In February 1938 he joined up to fight for the Republican government against the rebel Gen Franco, who was backed by the Catholic Church. He was "gone 19" and had been working on the docks with his father in Cork. Recruitment was organised through the Communist Party.
The Spanish government, elected in February 1936, was presented to the Irish people as a "group of blood thirsty Bolsheviks, persecutors of Catholic: priests and nuns".
An Irish Christian Front was formed under Eoin O'Duffy, leader of the "Blueshirts". Huge rallies were held and large amounts of money raised to help the "fight for Christianity in Spain".
This movement organised 700 volunteers to fight for Franco and enjoyed the vociferous support of the Catholic Church. Not so the International Brigade, or its Irish unit, formed in September 1936.
By December the first Irish contingent left for Spain. Michael O'Riordan travelled there via Dublin, Liverpool, London and Paris. All of which was illegal as it was against the law to volunteer for the International Brigade.
He got into France using an English name and address, and arrived at the hotel there, where Marshal Tito of the former Yugoslavia headed operations. For four days he and, other volunteers underwent an intensive orientation course.
They were then brought to the Spanish border at the foot of the Pyrenees, which they crossed using a smugglers route. The crossing took 12 hours. He was the only Irishman among 30 volunteers.
In June they took part in a major assault against Franco forces at the Ebro river. They had no aerial support and were being bombed heavily from the air. They had no artillery or anti tank guns.
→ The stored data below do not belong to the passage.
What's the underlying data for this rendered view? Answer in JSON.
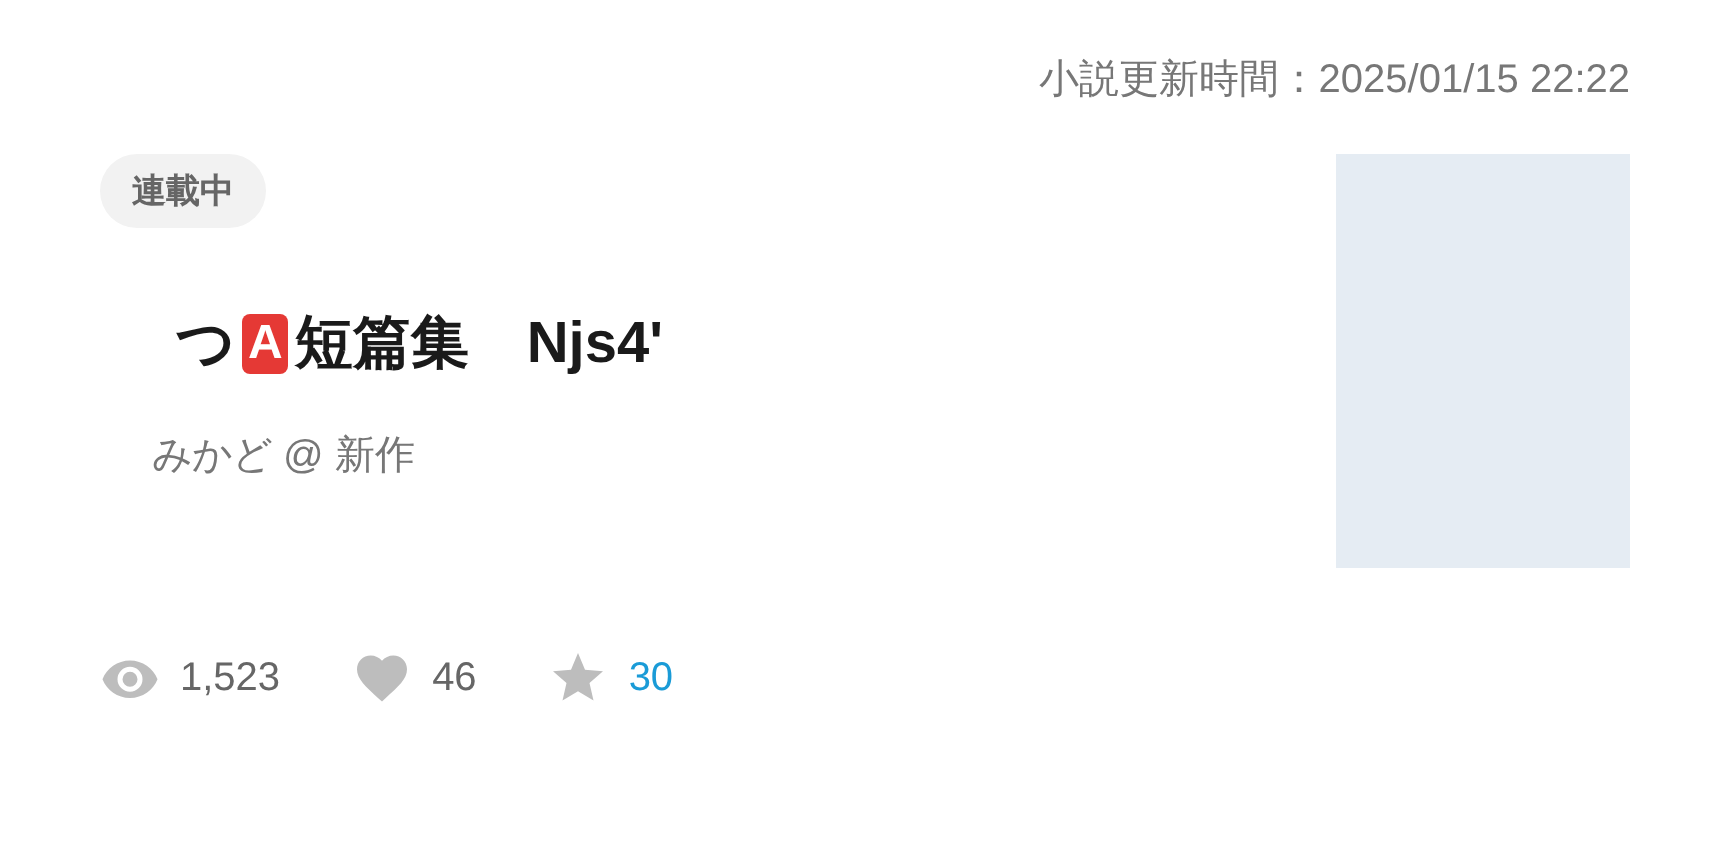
{
  "updated": "小説更新時間：2025/01/15 22:22",
  "status_tag": "連載中",
  "title": [
    {
      "kind": "text",
      "text": "つ"
    },
    {
      "kind": "badge",
      "text": "A"
    },
    {
      "kind": "text",
      "text": "短篇集　Njs4'"
    }
  ],
  "author": "みかど @ 新作",
  "stats": [
    {
      "kind": "views",
      "text": "1,523",
      "color": "#666666"
    },
    {
      "kind": "likes",
      "text": "46",
      "color": "#666666"
    },
    {
      "kind": "bookmarks",
      "text": "30",
      "color": "#1a9bd7"
    }
  ]
}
They numbered 35,000 to Franca's 45,000.
But the element of surprise was theirs, as was victory. O'Riordan was wounded. A piece of shrapnel from a trench mortar hit his right shoulder and he had to be taken to a field hospital.
Conditions there were so bad there was no anaesthetic. He was returned, injured, to the reserves and saw no further action before the brigade withdrew in December.
By then they had served their function. A Spanish army had been built up, which replaced them. There was a formal public farewell from the Spanish people at a parade in Barcelona on October 29th that year. Thousands lined the streets and threw flowers to their departing hermanos (brothers).
And in Dublin they (about 30) marched from Westland Row (now Pearse) railway station to O'Connell Street, where that turbulent republican priest, Father Michael O'Flanagan, greeted them from the back of a lorry.
On his arrival in Cork Michael O'Riordan was "ostracised", with the pious "blessing themselves and crossing to the other side of the road" whenever they saw him.
In February 1940 he was among the first three men interned in this State as a "security risk" and when he stood for election in 1951 the Archbishop of Dublin, Dr McQuaid, had a message read at all Masses forbidding votes for him under pain of mortal sin.
Then in 1989 the Berlin Wall fell. "History has its own way," he says, agreeing that mistakes were made in the past but insisting "communism is not dead". He instances recent elections in Poland, Russia and Hungary as proof.
Then he predicts that "what will come will not be the same as before. It will be a more flexible form of communism". And he moves away into the winter evening, slowed only by history and arthritis. Semper fidelis.